The infection can also move into the stem of cucurbits, and for pumpkin growers, this alone can make the crop unmarketable. The disease also predisposes stems to other diseases.

According to information from Cornell, fruit infections in cucumber and watermelon are rare, as the disease primarily infects leaves. Fruit quality and quantity is decreased due to defoliation, with incomplete fruiting, ripening, reduced size and sunscald also occurring.

Powdery mildew in cucurbits is caused by Podosphaera xanthii, which is airborne. The spores, like with downy mildew, are windblown from plant to plant. Unlike downy mildew, primary infections favor warm and moist (not cool) conditions. But once the initial inoculum infects the plant, the environmental conditions aren’t really important, and a wide range of temperatures can favor propagation and spread. This leads to rapid development of disease symptoms. The pathogen does not require moisture on the leaf surface, as does downy mildew.

“There’s a lot of races of powdery mildew,” Higgins said, but some newer cultivars have some resistance to the disease. Modern cucumber cultivars often have resistance. Pumpkins and squash have some modern cultivars with moderate resistance, with the best option being those with resistance from both parents (homozygous resistance). In melons, resistance to race 1 and race 2 powdery mildew pathogens is of primary importance, particularly in the eastern U.S.

Early signs of powdery mildew should trigger fungicide applications. Tank mixes with fungicides having different modes of action are recommended, as controlling for resistance is important. Tank mixes should contain a systemic product and protectant fungicide in combination. FRAC codes for systemic products should be alternated. Protectant fungicides include potassium bicarbonate, sulfur and copper hydroxide. These need to be applied in large volumes to provide complete coverage to the crop.

“Scouting is still important here,” Higgins emphasized. “You’re going to want to catch this disease very early.”
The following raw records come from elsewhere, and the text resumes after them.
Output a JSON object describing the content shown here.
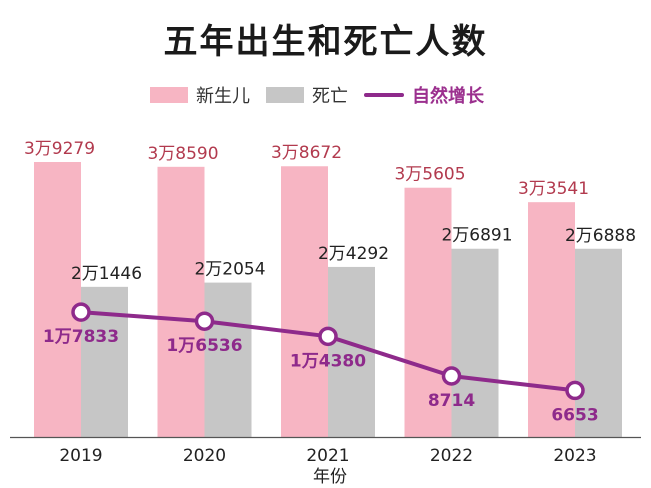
{
  "title": "五年出生和死亡人数",
  "legend": {
    "births": "新生儿",
    "deaths": "死亡",
    "natural": "自然增长"
  },
  "colors": {
    "births": "#f7b5c3",
    "deaths": "#c6c6c6",
    "natural": "#8e2a8b",
    "births_label": "#b23a4e",
    "natural_label": "#8e2a8b"
  },
  "chart_data": {
    "type": "bar",
    "title": "五年出生和死亡人数",
    "xlabel": "年份",
    "ylabel": "",
    "categories": [
      "2019",
      "2020",
      "2021",
      "2022",
      "2023"
    ],
    "ylim": [
      0,
      40000
    ],
    "grid": false,
    "legend_position": "top",
    "series": [
      {
        "name": "新生儿",
        "type": "bar",
        "values": [
          39279,
          38590,
          38672,
          35605,
          33541
        ],
        "labels": [
          "3万9279",
          "3万8590",
          "3万8672",
          "3万5605",
          "3万3541"
        ]
      },
      {
        "name": "死亡",
        "type": "bar",
        "values": [
          21446,
          22054,
          24292,
          26891,
          26888
        ],
        "labels": [
          "2万1446",
          "2万2054",
          "2万4292",
          "2万6891",
          "2万6888"
        ]
      },
      {
        "name": "自然增长",
        "type": "line",
        "values": [
          17833,
          16536,
          14380,
          8714,
          6653
        ],
        "labels": [
          "1万7833",
          "1万6536",
          "1万4380",
          "8714",
          "6653"
        ]
      }
    ]
  }
}
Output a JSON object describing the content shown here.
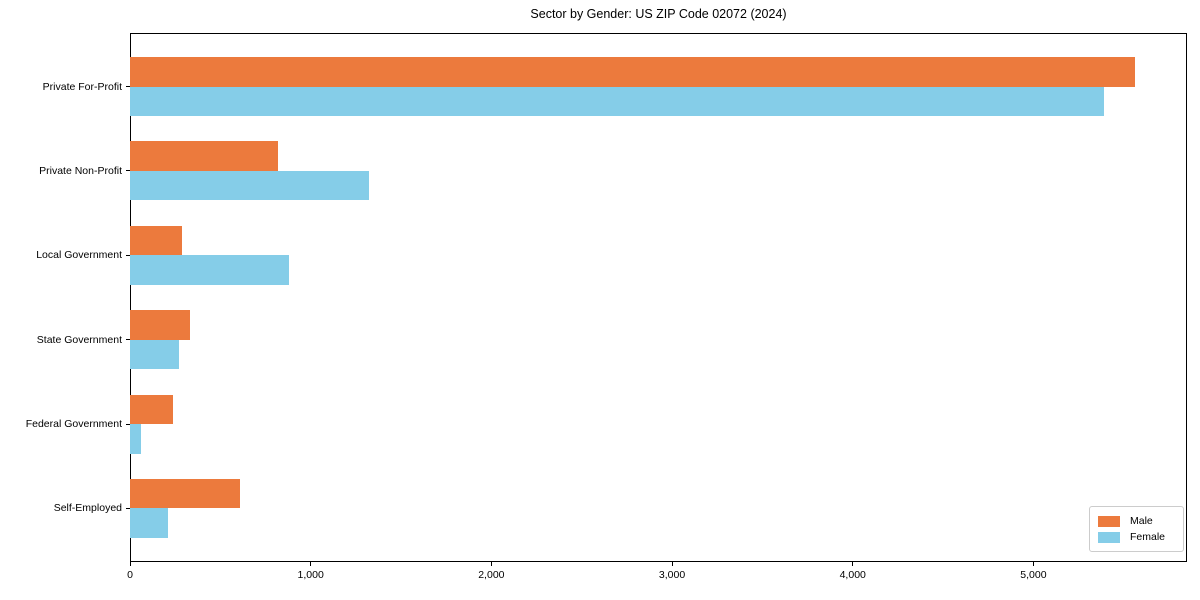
{
  "chart_data": {
    "type": "bar",
    "orientation": "horizontal",
    "title": "Sector by Gender: US ZIP Code 02072 (2024)",
    "categories": [
      "Private For-Profit",
      "Private Non-Profit",
      "Local Government",
      "State Government",
      "Federal Government",
      "Self-Employed"
    ],
    "series": [
      {
        "name": "Male",
        "color": "#ec7a3d",
        "values": [
          5560,
          820,
          290,
          330,
          240,
          610
        ]
      },
      {
        "name": "Female",
        "color": "#85cde8",
        "values": [
          5390,
          1320,
          880,
          270,
          60,
          210
        ]
      }
    ],
    "xlabel": "",
    "ylabel": "",
    "xlim": [
      0,
      5850
    ],
    "x_ticks": [
      0,
      1000,
      2000,
      3000,
      4000,
      5000
    ],
    "x_tick_labels": [
      "0",
      "1,000",
      "2,000",
      "3,000",
      "4,000",
      "5,000"
    ],
    "grid": false,
    "legend": {
      "position": "lower right",
      "entries": [
        "Male",
        "Female"
      ]
    }
  }
}
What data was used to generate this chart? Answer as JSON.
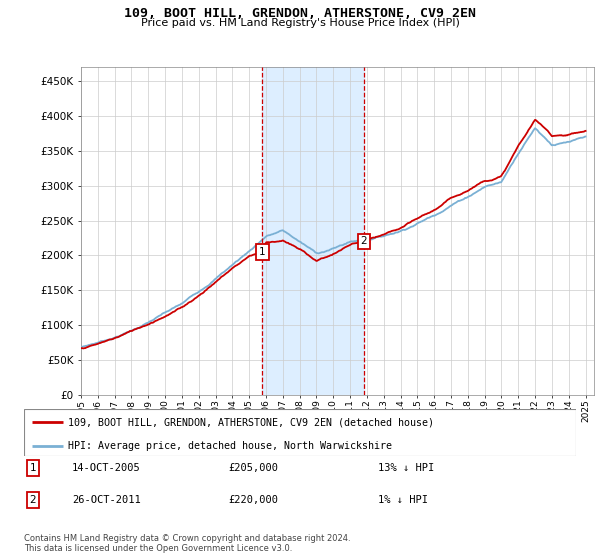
{
  "title": "109, BOOT HILL, GRENDON, ATHERSTONE, CV9 2EN",
  "subtitle": "Price paid vs. HM Land Registry's House Price Index (HPI)",
  "ylabel_ticks": [
    "£0",
    "£50K",
    "£100K",
    "£150K",
    "£200K",
    "£250K",
    "£300K",
    "£350K",
    "£400K",
    "£450K"
  ],
  "ylim": [
    0,
    470000
  ],
  "xlim_start": 1995,
  "xlim_end": 2025.5,
  "transaction1": {
    "date": "14-OCT-2005",
    "price": 205000,
    "label": "1",
    "hpi_rel": "13% ↓ HPI",
    "x": 2005.79
  },
  "transaction2": {
    "date": "26-OCT-2011",
    "price": 220000,
    "label": "2",
    "hpi_rel": "1% ↓ HPI",
    "x": 2011.82
  },
  "legend_property": "109, BOOT HILL, GRENDON, ATHERSTONE, CV9 2EN (detached house)",
  "legend_hpi": "HPI: Average price, detached house, North Warwickshire",
  "footer": "Contains HM Land Registry data © Crown copyright and database right 2024.\nThis data is licensed under the Open Government Licence v3.0.",
  "property_color": "#cc0000",
  "hpi_color": "#7ab0d4",
  "shade_color": "#ddeeff",
  "vline_color": "#cc0000",
  "background_color": "#ffffff",
  "grid_color": "#cccccc",
  "hpi_nodes_x": [
    1995,
    1996,
    1997,
    1998,
    1999,
    2000,
    2001,
    2002,
    2003,
    2004,
    2005,
    2006,
    2007,
    2008,
    2009,
    2010,
    2011,
    2012,
    2013,
    2014,
    2015,
    2016,
    2017,
    2018,
    2019,
    2020,
    2021,
    2022,
    2023,
    2024,
    2025
  ],
  "hpi_nodes_y": [
    68000,
    75000,
    83000,
    93000,
    105000,
    118000,
    130000,
    148000,
    168000,
    188000,
    208000,
    230000,
    238000,
    222000,
    205000,
    212000,
    222000,
    226000,
    232000,
    240000,
    252000,
    264000,
    280000,
    293000,
    308000,
    315000,
    358000,
    395000,
    372000,
    375000,
    380000
  ],
  "prop_nodes_x": [
    1995,
    1996,
    1997,
    1998,
    1999,
    2000,
    2001,
    2002,
    2003,
    2004,
    2005,
    2005.79,
    2006,
    2007,
    2008,
    2009,
    2010,
    2011,
    2011.82,
    2012,
    2013,
    2014,
    2015,
    2016,
    2017,
    2018,
    2019,
    2020,
    2021,
    2022,
    2023,
    2024,
    2025
  ],
  "prop_nodes_y": [
    62000,
    68000,
    76000,
    86000,
    97000,
    110000,
    122000,
    140000,
    160000,
    180000,
    198000,
    205000,
    218000,
    222000,
    208000,
    192000,
    202000,
    215000,
    220000,
    222000,
    228000,
    236000,
    248000,
    260000,
    276000,
    289000,
    304000,
    311000,
    354000,
    391000,
    368000,
    371000,
    376000
  ]
}
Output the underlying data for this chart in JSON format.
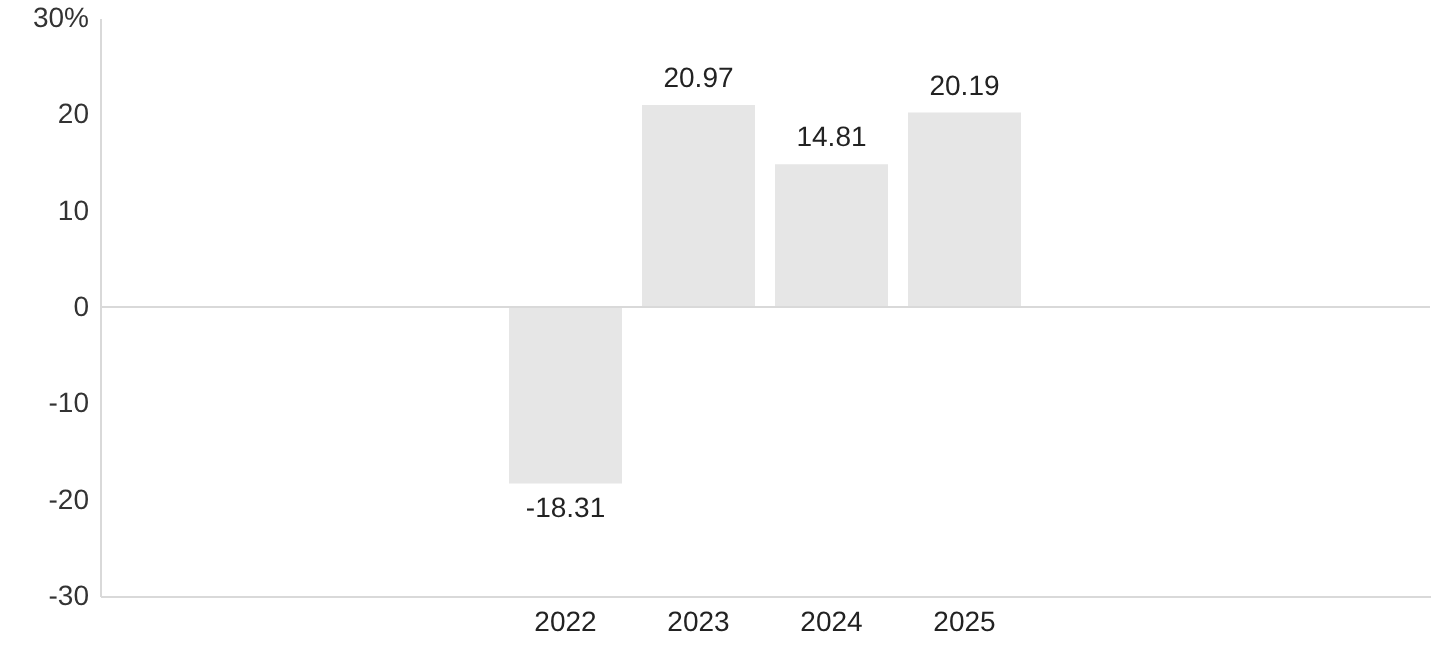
{
  "chart_data": {
    "type": "bar",
    "categories": [
      null,
      null,
      null,
      "2022",
      "2023",
      "2024",
      "2025",
      null,
      null,
      null
    ],
    "values": [
      null,
      null,
      null,
      -18.31,
      20.97,
      14.81,
      20.19,
      null,
      null,
      null
    ],
    "color": "#e6e6e6",
    "ylim": [
      -30,
      30
    ],
    "yticks": [
      -30,
      -20,
      -10,
      0,
      10,
      20,
      {
        "value": 30,
        "label": "30%"
      }
    ],
    "ref_lines": [
      {
        "axis": "y",
        "value": 0,
        "color": "#d9d9d9"
      }
    ],
    "data_labels": true,
    "grid": false
  }
}
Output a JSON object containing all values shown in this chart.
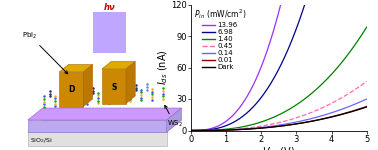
{
  "xlabel_text": "$V_{ds}$",
  "xlabel_units": "(V)",
  "ylabel_text": "$I_{ds}$",
  "ylabel_units": "(nA)",
  "legend_title": "$P_{in}$ (mW/cm$^2$)",
  "xlim": [
    0,
    5
  ],
  "ylim": [
    0,
    120
  ],
  "yticks": [
    0,
    30,
    60,
    90,
    120
  ],
  "xticks": [
    0,
    1,
    2,
    3,
    4,
    5
  ],
  "series": [
    {
      "label": "13.96",
      "color": "#9B30FF",
      "power": 13.96,
      "ls": "-"
    },
    {
      "label": "6.98",
      "color": "#00008B",
      "power": 6.98,
      "ls": "-"
    },
    {
      "label": "1.40",
      "color": "#008000",
      "power": 1.4,
      "ls": "-"
    },
    {
      "label": "0.45",
      "color": "#FF69B4",
      "power": 0.45,
      "ls": "--"
    },
    {
      "label": "0.14",
      "color": "#6666FF",
      "power": 0.14,
      "ls": "-"
    },
    {
      "label": "0.01",
      "color": "#8B0000",
      "power": 0.01,
      "ls": "-"
    },
    {
      "label": "Dark",
      "color": "#000000",
      "power": 0.0,
      "ls": "-"
    }
  ],
  "schematic": {
    "platform_color": "#CC99FF",
    "platform_edge": "#9966CC",
    "substrate_color": "#CCCCCC",
    "substrate_edge": "#AAAAAA",
    "electrode_color": "#CC8800",
    "electrode_edge": "#AA6600",
    "light_color": "#AA88FF",
    "hv_color": "#CC0000",
    "atom_colors_ws2": [
      "#00AA00",
      "#3355FF",
      "#FFAA00"
    ],
    "atom_colors_pbi2": [
      "#223366",
      "#6688BB"
    ]
  },
  "background_color": "#ffffff"
}
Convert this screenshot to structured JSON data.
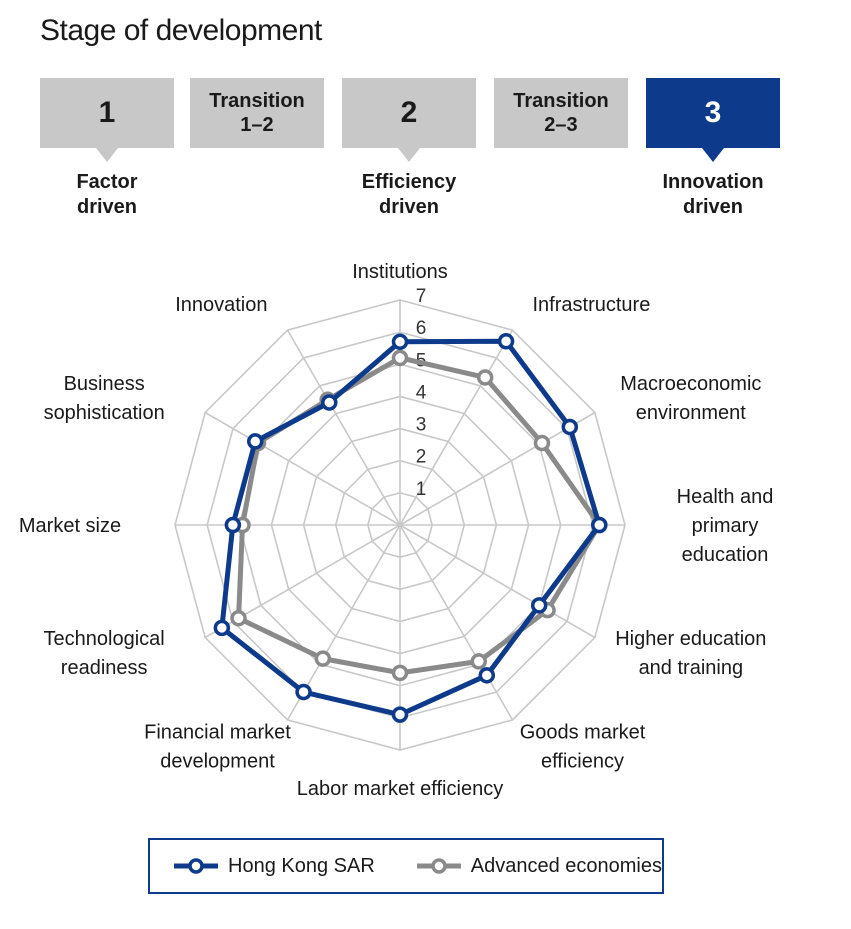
{
  "title": "Stage of development",
  "stages": [
    {
      "box": "1",
      "kind": "num",
      "label": "Factor\ndriven",
      "active": false
    },
    {
      "box": "Transition\n1–2",
      "kind": "trans",
      "label": "",
      "active": false
    },
    {
      "box": "2",
      "kind": "num",
      "label": "Efficiency\ndriven",
      "active": false
    },
    {
      "box": "Transition\n2–3",
      "kind": "trans",
      "label": "",
      "active": false
    },
    {
      "box": "3",
      "kind": "num",
      "label": "Innovation\ndriven",
      "active": true
    }
  ],
  "colors": {
    "accent": "#0d3a8a",
    "inactive_box": "#c8c8c8",
    "series_1": "#0d3a8a",
    "series_2": "#8a8a8a",
    "grid": "#c8c8c8"
  },
  "chart_data": {
    "type": "radar",
    "categories": [
      "Institutions",
      "Infrastructure",
      "Macroeconomic\nenvironment",
      "Health and\nprimary\neducation",
      "Higher education\nand training",
      "Goods market\nefficiency",
      "Labor market efficiency",
      "Financial market\ndevelopment",
      "Technological\nreadiness",
      "Market size",
      "Business\nsophistication",
      "Innovation"
    ],
    "rlim": [
      1,
      7
    ],
    "ticks": [
      "1",
      "2",
      "3",
      "4",
      "5",
      "6",
      "7"
    ],
    "series": [
      {
        "name": "Hong Kong SAR",
        "values": [
          5.7,
          6.6,
          6.1,
          6.2,
          5.0,
          5.4,
          5.9,
          6.0,
          6.4,
          5.2,
          5.2,
          4.4
        ]
      },
      {
        "name": "Advanced economies",
        "values": [
          5.2,
          5.3,
          5.1,
          6.2,
          5.3,
          4.9,
          4.6,
          4.8,
          5.8,
          4.9,
          5.1,
          4.5
        ]
      }
    ],
    "legend": "bottom"
  }
}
According to information from Cornell, another difference between cucurbit powdery mildew and cucurbit downy mildew is powdery mildew’s production of sexual reproductive structures which do not need a living host to survive, meaning that at least theoretically, they can overwinter, possibly using alternative hosts. The role of these structures in the spread of powdery mildew is not well understood, although both mating types needed for reproduction have been found regularly. However, powdery mildew infections are thought to primarily occur through inoculation with the airborne asexually produced spores, which are obligate parasites.

Properly identifying the first signs of downy or powdery mildew is crucial for successful cucurbit production. Both diseases can spread rapidly from plant to plant and cause significant loss of yield and quality. Just as important is a scouting and treatment protocol which accounts for resistance management. Best practices include the use of resistant cultivars whenever practical.